Saint-Barthélemy

Achat du terrain où est situé le « Petit jardin de l’île »

Il nous était proposé de donner mandat au président de la collectivité de négocier l’achat d’un terrain à Gustavia, d’une superficie de 172m2, situé près des écoles et sur lequel est aujourd’hui bâtie la maison « La Jeannine », qui accueille l’activité de garde d’enfants du « petit jardin de l’île ».

Dans le document de présentation succint, les seules motivations présentées pour l’achat de ce terrain étaient son prix relativement attractif (680 000 euros) et le fait que la collectivité dispose d’un budget pour de tels achats.
Si je suis d’accord pour que la collectivité se constitue une réserve foncière -et j’en conviens que le terrain est bien situé- le fait qu’un terrain ne soit pas trop cher et qu’on ait des sous pour l’acquérir ne peuvent à mes yeux suffire à prendre une décision d’achat. C’est pourquoi j’ai demandé des précisions sur le projet envisagé par la collectivité sur ce terrain, si on avait des ambitions sur le terrain avoisinant, qui l’englobe ?
On m’a répondu que pour le moment aucun projet spécifique n’est prévu.

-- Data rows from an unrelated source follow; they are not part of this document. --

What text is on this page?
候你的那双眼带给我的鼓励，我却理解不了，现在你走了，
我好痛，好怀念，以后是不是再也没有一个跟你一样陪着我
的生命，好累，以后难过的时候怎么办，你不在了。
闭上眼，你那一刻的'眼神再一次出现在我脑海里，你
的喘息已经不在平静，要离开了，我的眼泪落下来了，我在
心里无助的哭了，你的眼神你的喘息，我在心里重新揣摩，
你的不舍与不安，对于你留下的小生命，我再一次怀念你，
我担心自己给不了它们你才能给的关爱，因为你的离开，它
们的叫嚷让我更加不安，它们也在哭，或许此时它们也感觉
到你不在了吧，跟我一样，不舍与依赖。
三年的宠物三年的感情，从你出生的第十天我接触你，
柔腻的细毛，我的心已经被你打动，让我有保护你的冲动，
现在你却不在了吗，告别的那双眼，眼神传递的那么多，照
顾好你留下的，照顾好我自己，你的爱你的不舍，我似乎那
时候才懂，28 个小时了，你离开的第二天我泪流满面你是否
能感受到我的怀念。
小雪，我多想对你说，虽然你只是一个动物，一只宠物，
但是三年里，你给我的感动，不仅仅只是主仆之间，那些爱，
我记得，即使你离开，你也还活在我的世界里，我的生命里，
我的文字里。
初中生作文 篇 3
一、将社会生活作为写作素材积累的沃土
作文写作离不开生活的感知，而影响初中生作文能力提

Par ailleurs, comme il était mentionné dans le document préparatoire que l’activité d’accueil de jeunes enfants serait provisoirement maintenue, j’ai cherché à savoir ce que signifiait ce mot « provisoire ».
Soyons clairs, je ne suis pas pour le maintien de cette activité spécifiquement à cet endroit, qui d’ailleurs manque un peu d’espace pour cela, ni pour que la collectivité s’engage auprès de l’association actuelle à leur garantir la pérennité de leur activité, ni de leur proposer de les « reloger » à un autre endroit.
Toutefois, compte-tenu du contexte de pénurie des modes de garde pour les enfants de 0 à 3 ans, ainsi que pour les périscolaires, tout le monde est bien content qu’une telle structure existe aujourd’hui pour assurer ce service.

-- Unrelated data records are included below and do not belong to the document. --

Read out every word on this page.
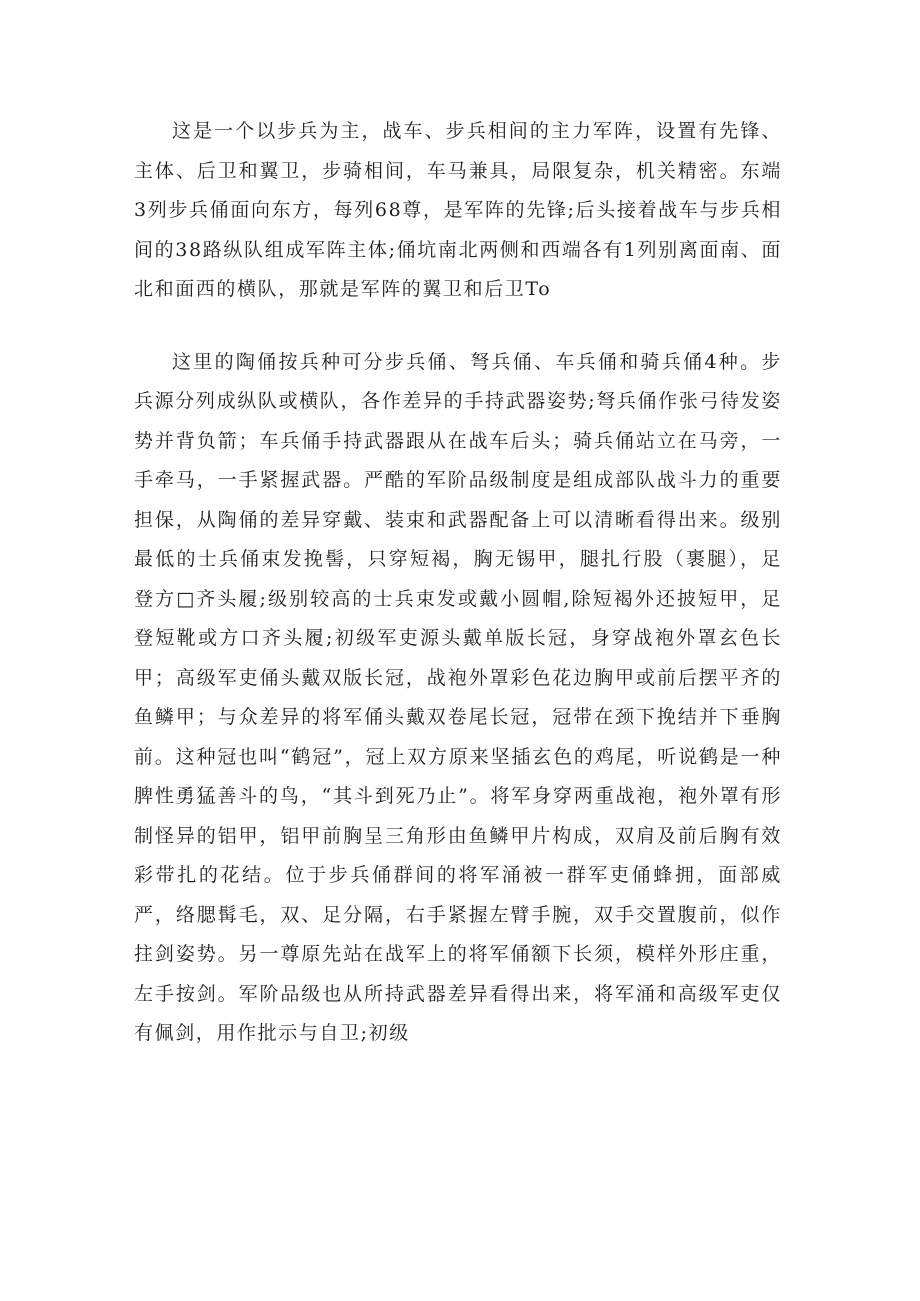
这是一个以步兵为主，战车、步兵相间的主力军阵，设置有先锋、主体、后卫和翼卫，步骑相间，车马兼具，局限复杂，机关精密。东端3列步兵俑面向东方，每列68尊，是军阵的先锋;后头接着战车与步兵相间的38路纵队组成军阵主体;俑坑南北两侧和西端各有1列别离面南、面北和面西的横队，那就是军阵的翼卫和后卫To

这里的陶俑按兵种可分步兵俑、弩兵俑、车兵俑和骑兵俑4种。步兵源分列成纵队或横队，各作差异的手持武器姿势;弩兵俑作张弓待发姿势并背负箭；车兵俑手持武器跟从在战车后头；骑兵俑站立在马旁，一手牵马，一手紧握武器。严酷的军阶品级制度是组成部队战斗力的重要担保，从陶俑的差异穿戴、装束和武器配备上可以清晰看得出来。级别最低的士兵俑束发挽髻，只穿短褐，胸无锡甲，腿扎行股（裹腿），足登方□齐头履;级别较高的士兵束发或戴小圆帽,除短褐外还披短甲，足登短靴或方口齐头履;初级军吏源头戴单版长冠，身穿战袍外罩玄色长甲；高级军吏俑头戴双版长冠，战袍外罩彩色花边胸甲或前后摆平齐的鱼鳞甲；与众差异的将军俑头戴双卷尾长冠，冠带在颈下挽结并下垂胸前。这种冠也叫“鹤冠”，冠上双方原来坚插玄色的鸡尾，听说鹤是一种脾性勇猛善斗的鸟，“其斗到死乃止”。将军身穿两重战袍，袍外罩有形制怪异的铝甲，铝甲前胸呈三角形由鱼鳞甲片构成，双肩及前后胸有效彩带扎的花结。位于步兵俑群间的将军涌被一群军吏俑蜂拥，面部威严，络腮髯毛，双、足分隔，右手紧握左臂手腕，双手交置腹前，似作拄剑姿势。另一尊原先站在战军上的将军俑额下长须，模样外形庄重，左手按剑。军阶品级也从所持武器差异看得出来，将军涌和高级军吏仅有佩剑，用作批示与自卫;初级
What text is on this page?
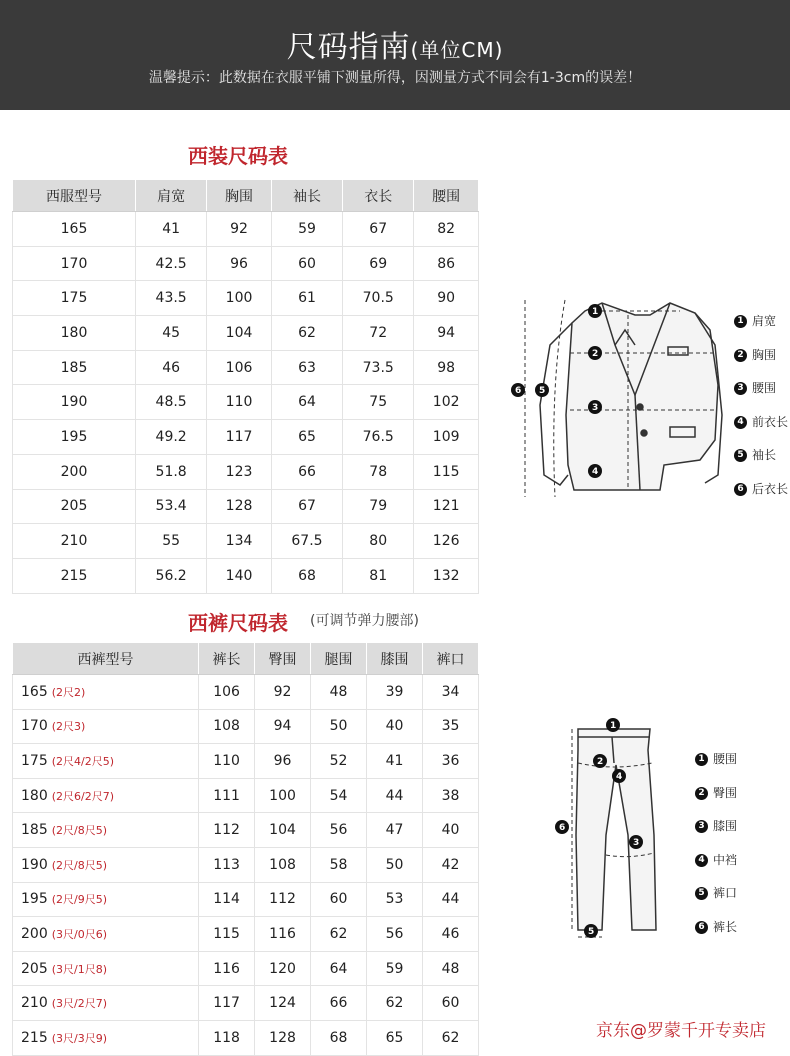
尺码指南(单位CM)
温馨提示：此数据在衣服平铺下测量所得，因测量方式不同会有1-3cm的误差！
西装尺码表
西服型号	肩宽	胸围	袖长	衣长	腰围
165	41	92	59	67	82
170	42.5	96	60	69	86
175	43.5	100	61	70.5	90
180	45	104	62	72	94
185	46	106	63	73.5	98
190	48.5	110	64	75	102
195	49.2	117	65	76.5	109
200	51.8	123	66	78	115
205	53.4	128	67	79	121
210	55	134	67.5	80	126
215	56.2	140	68	81	132
1
2
3
4
5
6
1 肩宽
2 胸围
3 腰围
4 前衣长
5 袖长
6 后衣长
西裤尺码表 (可调节弹力腰部)
西裤型号	裤长	臀围	腿围	膝围	裤口
165 (2尺2)	106	92	48	39	34
170 (2尺3)	108	94	50	40	35
175 (2尺4/2尺5)	110	96	52	41	36
180 (2尺6/2尺7)	111	100	54	44	38
185 (2尺/8尺5)	112	104	56	47	40
190 (2尺/8尺5)	113	108	58	50	42
195 (2尺/9尺5)	114	112	60	53	44
200 (3尺/0尺6)	115	116	62	56	46
205 (3尺/1尺8)	116	120	64	59	48
210 (3尺/2尺7)	117	124	66	62	60
215 (3尺/3尺9)	118	128	68	65	62
1
2
3
4
5
6
1 腰围
2 臀围
3 膝围
4 中裆
5 裤口
6 裤长
京东@罗蒙千开专卖店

Comme le débat concernait, via l’achat du terrain, la perennité de ce mode de garde à cet endroit, je suis intervenu pour rappeler la difficulté aujourd’hui des parents à trouver une solution de garde, la nécessité de faire quelquechose pour la petite enfance et le faire si ce n’est par intérêt général et par conviction, au moins le faire parce que le droit opposable à la garde d’enfant sera opposable d’ici 2012, soit très rapidement.

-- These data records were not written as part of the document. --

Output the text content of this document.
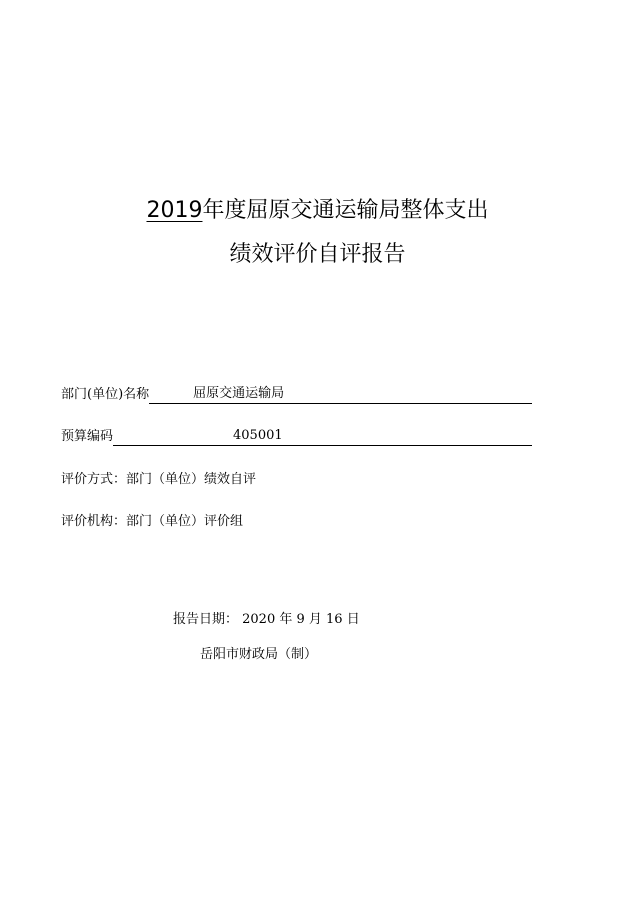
2019年度屈原交通运输局整体支出
绩效评价自评报告
部门(单位)名称	屈原交通运输局
预算编码	405001
评价方式：部门（单位）绩效自评
评价机构：部门（单位）评价组
报告日期： 2020 年 9 月 16 日
岳阳市财政局（制）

Vous pouvez trouver ici la retranscription de mon intervention en séance sur ce point :
http://ensemblepoursaintbarth.over-blog.fr/article-19864171.html

A cela, il m’a été répondu :

– Bruno Magras : « quand je serai de nouveau papa, je prendrai contact avec vous pour que vous me conseilliez pour trouver une nounou » ; ainsi que « Comment a fait ma belle-mère pour élever ses 10 enfants sans nounou ? » . Il a enfin rappelé que l’on prévoyait passer de 3 à 5 le nombre maximal d’enfants autorisés par assistante maternelle, ce qui résoudrait le problème.

– Michel Magras a rappelé les grands principes de gestion de ces structures au niveau du département, en en profitant au passage pour me déclarer incompétent pour parler de ces sujets.
Il a mentionné que je profitais du sujet pour faire une déclaration « cavalière », c’est-à-dire une déclaration qui n’a rien à voir avec la question posée initialement. Il a expliqué que cette pratique est courante au conseil général de Guadeloupe, à la seule fin de susciter des questions des journalistes à la sortie.

– Nicole Gréaux a précisé que le transfert des compétences n’avait pas encore eu lieu avec le département. Et qu’en aucun cas il ne fallait dire qu’elle ne travaillait pas sur cette question.